Coaches do two things:  1) They help guide through stumbling blocks.  2) They help you be consistent.  Consistency is the key to weight loss.  It makes me crazy, but whenever I follow my plan and consistently make good choices, the weight magically disappears.  Dang it!  Do whatever you must do the be consistent, and unless there is something physically/medically wrong, you will release extra weight.

Emotional – we all have emotional stuff that hamstrings us at times.  Food is the easy soother, but it leaves evidence on our bodies.  Facing emotional stuff is not the easy route, but it provides longer-term success beyond just losing a few pounds.  That voice in your head can be mean or it can be kind.  Which would be more helpful?  If you gave yourself good support or had someone who helped do that, how would that change things?  There’s no reason to drag our emotional baggage for decades, but we do it if we don’t face our stuff.
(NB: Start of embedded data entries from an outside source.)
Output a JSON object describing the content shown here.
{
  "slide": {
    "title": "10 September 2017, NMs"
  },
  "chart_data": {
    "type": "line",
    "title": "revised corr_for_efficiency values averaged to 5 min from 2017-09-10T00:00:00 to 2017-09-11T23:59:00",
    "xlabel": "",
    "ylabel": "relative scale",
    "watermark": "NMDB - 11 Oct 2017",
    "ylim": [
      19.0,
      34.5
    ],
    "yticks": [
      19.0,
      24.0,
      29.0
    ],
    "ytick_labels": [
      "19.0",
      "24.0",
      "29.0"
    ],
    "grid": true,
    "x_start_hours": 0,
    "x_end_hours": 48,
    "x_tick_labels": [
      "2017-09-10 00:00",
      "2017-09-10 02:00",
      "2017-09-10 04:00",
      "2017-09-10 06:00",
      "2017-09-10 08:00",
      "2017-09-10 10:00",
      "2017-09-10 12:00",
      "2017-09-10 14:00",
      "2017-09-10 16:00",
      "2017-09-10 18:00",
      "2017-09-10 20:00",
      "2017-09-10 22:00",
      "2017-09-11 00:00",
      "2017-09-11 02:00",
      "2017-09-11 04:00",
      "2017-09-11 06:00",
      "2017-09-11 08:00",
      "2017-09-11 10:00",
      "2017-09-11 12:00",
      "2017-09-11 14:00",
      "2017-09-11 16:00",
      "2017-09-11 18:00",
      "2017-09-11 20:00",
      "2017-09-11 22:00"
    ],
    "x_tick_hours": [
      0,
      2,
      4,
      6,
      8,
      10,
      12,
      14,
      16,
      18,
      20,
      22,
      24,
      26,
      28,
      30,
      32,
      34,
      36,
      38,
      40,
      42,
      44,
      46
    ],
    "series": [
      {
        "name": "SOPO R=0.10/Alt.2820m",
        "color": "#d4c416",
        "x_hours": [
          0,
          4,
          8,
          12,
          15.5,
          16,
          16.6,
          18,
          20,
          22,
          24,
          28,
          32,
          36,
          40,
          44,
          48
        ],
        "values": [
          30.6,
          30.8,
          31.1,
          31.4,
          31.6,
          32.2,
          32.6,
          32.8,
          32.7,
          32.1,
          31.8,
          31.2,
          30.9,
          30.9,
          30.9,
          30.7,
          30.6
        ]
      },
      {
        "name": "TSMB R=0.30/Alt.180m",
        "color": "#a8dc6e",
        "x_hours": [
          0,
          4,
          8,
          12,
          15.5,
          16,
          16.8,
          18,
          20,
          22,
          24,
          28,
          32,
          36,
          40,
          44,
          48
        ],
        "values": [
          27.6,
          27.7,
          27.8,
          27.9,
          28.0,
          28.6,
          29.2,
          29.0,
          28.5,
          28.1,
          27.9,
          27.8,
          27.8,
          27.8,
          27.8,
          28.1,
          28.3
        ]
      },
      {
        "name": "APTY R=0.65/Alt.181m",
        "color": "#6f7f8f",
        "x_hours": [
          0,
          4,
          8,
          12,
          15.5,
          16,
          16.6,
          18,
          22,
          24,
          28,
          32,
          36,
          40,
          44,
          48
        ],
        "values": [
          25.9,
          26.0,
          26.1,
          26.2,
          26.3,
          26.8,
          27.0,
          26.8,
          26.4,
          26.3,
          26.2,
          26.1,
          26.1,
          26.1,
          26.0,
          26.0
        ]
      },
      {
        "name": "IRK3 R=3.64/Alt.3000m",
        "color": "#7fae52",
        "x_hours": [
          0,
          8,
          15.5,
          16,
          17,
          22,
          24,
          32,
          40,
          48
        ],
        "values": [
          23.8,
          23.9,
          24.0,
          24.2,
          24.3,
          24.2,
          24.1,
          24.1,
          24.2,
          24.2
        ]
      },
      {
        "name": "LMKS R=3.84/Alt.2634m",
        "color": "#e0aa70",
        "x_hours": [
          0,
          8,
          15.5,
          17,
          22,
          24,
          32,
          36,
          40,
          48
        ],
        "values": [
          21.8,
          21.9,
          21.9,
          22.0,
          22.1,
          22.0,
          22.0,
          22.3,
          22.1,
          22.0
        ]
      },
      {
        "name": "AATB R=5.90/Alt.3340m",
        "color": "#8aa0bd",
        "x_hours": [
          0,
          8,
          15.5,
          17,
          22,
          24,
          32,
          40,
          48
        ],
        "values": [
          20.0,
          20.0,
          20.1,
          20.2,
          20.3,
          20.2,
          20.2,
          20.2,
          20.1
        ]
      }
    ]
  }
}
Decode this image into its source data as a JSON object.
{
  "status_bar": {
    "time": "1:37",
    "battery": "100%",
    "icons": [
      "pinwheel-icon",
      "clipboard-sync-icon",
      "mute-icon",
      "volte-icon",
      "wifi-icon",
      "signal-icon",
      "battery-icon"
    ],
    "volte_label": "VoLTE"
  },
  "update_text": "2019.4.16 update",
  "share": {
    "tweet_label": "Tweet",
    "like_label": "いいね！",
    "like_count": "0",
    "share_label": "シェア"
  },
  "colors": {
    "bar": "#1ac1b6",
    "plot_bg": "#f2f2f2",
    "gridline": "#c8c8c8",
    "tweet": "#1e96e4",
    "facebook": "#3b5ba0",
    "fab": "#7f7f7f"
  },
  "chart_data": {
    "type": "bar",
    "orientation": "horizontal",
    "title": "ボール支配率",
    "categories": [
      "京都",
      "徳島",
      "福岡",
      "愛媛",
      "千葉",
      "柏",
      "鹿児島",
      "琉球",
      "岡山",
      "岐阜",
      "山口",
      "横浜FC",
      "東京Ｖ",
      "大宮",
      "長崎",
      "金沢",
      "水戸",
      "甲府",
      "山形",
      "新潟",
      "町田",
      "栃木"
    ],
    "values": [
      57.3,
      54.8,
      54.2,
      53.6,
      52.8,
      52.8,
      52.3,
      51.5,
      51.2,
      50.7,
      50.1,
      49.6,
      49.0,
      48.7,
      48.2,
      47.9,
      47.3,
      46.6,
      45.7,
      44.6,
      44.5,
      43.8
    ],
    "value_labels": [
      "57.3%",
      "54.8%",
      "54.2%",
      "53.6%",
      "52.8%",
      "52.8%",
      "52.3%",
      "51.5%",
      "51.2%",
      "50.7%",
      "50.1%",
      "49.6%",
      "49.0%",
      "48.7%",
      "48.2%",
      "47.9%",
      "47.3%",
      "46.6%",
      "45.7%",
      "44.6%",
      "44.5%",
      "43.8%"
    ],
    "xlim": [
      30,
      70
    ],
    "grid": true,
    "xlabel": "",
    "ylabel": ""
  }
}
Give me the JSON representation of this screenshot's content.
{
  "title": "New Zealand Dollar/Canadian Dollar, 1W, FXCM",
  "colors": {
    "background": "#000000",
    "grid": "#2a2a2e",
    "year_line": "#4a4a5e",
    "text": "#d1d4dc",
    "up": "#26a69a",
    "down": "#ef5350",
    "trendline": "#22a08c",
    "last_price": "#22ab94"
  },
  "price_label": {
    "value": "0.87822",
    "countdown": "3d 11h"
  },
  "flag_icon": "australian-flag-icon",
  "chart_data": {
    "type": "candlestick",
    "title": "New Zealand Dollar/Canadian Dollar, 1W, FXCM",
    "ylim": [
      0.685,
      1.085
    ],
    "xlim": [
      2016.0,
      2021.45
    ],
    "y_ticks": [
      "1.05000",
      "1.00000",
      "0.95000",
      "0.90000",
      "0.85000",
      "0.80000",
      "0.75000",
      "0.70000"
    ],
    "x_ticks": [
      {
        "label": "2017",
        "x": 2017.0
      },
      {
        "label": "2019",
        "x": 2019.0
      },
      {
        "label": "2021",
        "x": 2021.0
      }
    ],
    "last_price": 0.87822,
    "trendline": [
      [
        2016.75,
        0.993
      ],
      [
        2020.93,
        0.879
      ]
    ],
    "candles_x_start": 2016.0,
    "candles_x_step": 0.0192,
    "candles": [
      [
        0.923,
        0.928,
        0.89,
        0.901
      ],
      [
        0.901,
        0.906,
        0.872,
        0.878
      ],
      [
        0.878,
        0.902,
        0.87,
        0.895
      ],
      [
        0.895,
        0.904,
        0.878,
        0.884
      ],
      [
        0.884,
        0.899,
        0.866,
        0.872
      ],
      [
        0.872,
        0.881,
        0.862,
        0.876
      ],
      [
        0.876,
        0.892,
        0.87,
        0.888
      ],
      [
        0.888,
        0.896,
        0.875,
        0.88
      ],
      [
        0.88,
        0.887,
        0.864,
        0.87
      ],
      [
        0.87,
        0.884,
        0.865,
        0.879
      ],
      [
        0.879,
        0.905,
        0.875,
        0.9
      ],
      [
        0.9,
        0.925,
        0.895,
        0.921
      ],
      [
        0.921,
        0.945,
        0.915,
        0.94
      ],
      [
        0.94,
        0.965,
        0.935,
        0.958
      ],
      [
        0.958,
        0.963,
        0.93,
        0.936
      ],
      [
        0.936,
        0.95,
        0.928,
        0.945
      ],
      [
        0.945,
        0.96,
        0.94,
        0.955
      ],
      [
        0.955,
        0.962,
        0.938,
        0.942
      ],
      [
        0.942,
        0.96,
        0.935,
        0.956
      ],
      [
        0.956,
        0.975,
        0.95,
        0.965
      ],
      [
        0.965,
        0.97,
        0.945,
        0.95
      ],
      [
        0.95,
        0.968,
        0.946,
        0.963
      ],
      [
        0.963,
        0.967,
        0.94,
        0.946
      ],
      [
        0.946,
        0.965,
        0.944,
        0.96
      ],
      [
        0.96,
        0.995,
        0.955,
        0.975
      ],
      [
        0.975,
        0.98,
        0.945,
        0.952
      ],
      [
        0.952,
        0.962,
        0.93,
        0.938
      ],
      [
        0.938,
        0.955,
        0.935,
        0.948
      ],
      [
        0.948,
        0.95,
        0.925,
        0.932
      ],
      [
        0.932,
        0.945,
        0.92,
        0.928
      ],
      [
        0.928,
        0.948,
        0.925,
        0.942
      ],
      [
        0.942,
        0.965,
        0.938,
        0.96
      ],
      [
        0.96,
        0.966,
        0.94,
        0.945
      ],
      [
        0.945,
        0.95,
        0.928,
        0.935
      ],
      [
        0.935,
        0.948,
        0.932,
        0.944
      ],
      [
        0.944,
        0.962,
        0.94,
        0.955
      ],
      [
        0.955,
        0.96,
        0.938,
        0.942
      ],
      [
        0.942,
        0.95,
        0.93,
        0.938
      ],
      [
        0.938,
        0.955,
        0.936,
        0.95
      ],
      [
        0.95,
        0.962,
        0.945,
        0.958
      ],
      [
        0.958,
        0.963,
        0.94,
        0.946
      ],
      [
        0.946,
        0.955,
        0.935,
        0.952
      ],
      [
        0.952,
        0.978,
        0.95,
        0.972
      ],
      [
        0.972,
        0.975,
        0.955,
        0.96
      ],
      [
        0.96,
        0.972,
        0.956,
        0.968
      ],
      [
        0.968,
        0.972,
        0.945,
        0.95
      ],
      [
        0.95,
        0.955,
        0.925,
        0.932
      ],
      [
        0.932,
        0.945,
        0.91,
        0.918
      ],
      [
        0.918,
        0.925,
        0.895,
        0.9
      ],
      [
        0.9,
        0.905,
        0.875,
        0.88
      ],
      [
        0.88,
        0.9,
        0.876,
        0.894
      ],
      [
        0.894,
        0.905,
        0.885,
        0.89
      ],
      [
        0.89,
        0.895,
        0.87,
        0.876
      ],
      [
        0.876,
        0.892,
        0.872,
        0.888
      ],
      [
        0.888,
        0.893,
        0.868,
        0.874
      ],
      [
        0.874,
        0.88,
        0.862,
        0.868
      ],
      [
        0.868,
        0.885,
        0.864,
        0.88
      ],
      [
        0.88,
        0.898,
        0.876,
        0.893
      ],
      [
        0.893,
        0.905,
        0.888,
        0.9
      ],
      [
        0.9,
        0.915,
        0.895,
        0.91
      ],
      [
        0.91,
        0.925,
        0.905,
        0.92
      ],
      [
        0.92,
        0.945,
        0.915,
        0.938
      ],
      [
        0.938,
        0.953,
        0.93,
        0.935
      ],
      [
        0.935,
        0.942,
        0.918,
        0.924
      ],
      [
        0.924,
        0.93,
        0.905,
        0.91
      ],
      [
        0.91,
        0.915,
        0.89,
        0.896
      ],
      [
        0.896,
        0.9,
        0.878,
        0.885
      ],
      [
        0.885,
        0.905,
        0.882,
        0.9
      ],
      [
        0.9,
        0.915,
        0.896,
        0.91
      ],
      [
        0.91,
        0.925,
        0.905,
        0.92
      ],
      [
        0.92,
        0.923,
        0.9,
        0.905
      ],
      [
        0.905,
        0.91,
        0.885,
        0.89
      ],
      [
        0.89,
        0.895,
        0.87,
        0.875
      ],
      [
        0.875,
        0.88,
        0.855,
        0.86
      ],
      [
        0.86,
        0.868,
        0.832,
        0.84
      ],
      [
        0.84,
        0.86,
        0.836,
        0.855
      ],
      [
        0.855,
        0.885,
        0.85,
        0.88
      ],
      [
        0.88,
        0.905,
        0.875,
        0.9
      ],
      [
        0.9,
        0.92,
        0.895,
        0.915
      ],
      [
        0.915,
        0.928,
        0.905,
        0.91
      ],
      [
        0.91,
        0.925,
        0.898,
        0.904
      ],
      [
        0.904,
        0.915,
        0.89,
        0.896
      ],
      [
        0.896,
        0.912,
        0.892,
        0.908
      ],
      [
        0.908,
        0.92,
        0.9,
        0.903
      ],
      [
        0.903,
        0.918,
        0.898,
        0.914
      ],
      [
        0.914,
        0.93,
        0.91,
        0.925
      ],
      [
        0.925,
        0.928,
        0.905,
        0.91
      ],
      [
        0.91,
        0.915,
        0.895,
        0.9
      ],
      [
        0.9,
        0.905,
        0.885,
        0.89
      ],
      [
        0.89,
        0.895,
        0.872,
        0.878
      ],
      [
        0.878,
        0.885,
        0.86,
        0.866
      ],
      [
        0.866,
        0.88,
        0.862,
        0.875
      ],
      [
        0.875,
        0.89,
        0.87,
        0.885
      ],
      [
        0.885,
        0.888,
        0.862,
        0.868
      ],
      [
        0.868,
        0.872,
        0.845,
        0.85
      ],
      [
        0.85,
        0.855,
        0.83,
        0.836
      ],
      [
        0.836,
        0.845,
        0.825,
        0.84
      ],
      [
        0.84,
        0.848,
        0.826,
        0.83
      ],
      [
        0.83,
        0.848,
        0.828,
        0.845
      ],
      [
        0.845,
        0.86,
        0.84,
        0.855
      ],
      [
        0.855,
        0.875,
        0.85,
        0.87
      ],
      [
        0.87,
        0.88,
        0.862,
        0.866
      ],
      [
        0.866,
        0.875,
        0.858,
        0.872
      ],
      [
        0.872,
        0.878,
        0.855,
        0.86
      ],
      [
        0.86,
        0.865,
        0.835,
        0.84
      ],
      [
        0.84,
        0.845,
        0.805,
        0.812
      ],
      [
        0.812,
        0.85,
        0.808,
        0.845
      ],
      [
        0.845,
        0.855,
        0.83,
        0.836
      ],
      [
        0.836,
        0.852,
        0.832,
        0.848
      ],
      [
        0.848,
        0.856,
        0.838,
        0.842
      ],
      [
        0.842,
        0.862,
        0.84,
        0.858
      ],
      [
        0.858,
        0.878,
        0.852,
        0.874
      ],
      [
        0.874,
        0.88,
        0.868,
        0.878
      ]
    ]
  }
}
Spiritual — Surprisingly, our less helpful thinking is often true across spiritual traditions and practices.  This is a sticky issue, so bear with me.  Most spiritual practices help us connect with something bigger than ourselves to be our best and find purpose and meaning.  For frustrated dieters, almost without realizing it, we let food get in that place.    We let food be “bigger than us.”  We make it our focus by elevating its priority in our lives.  Just a thought –

Honestly, it’s almost never really about the food, so what’s the issue for you?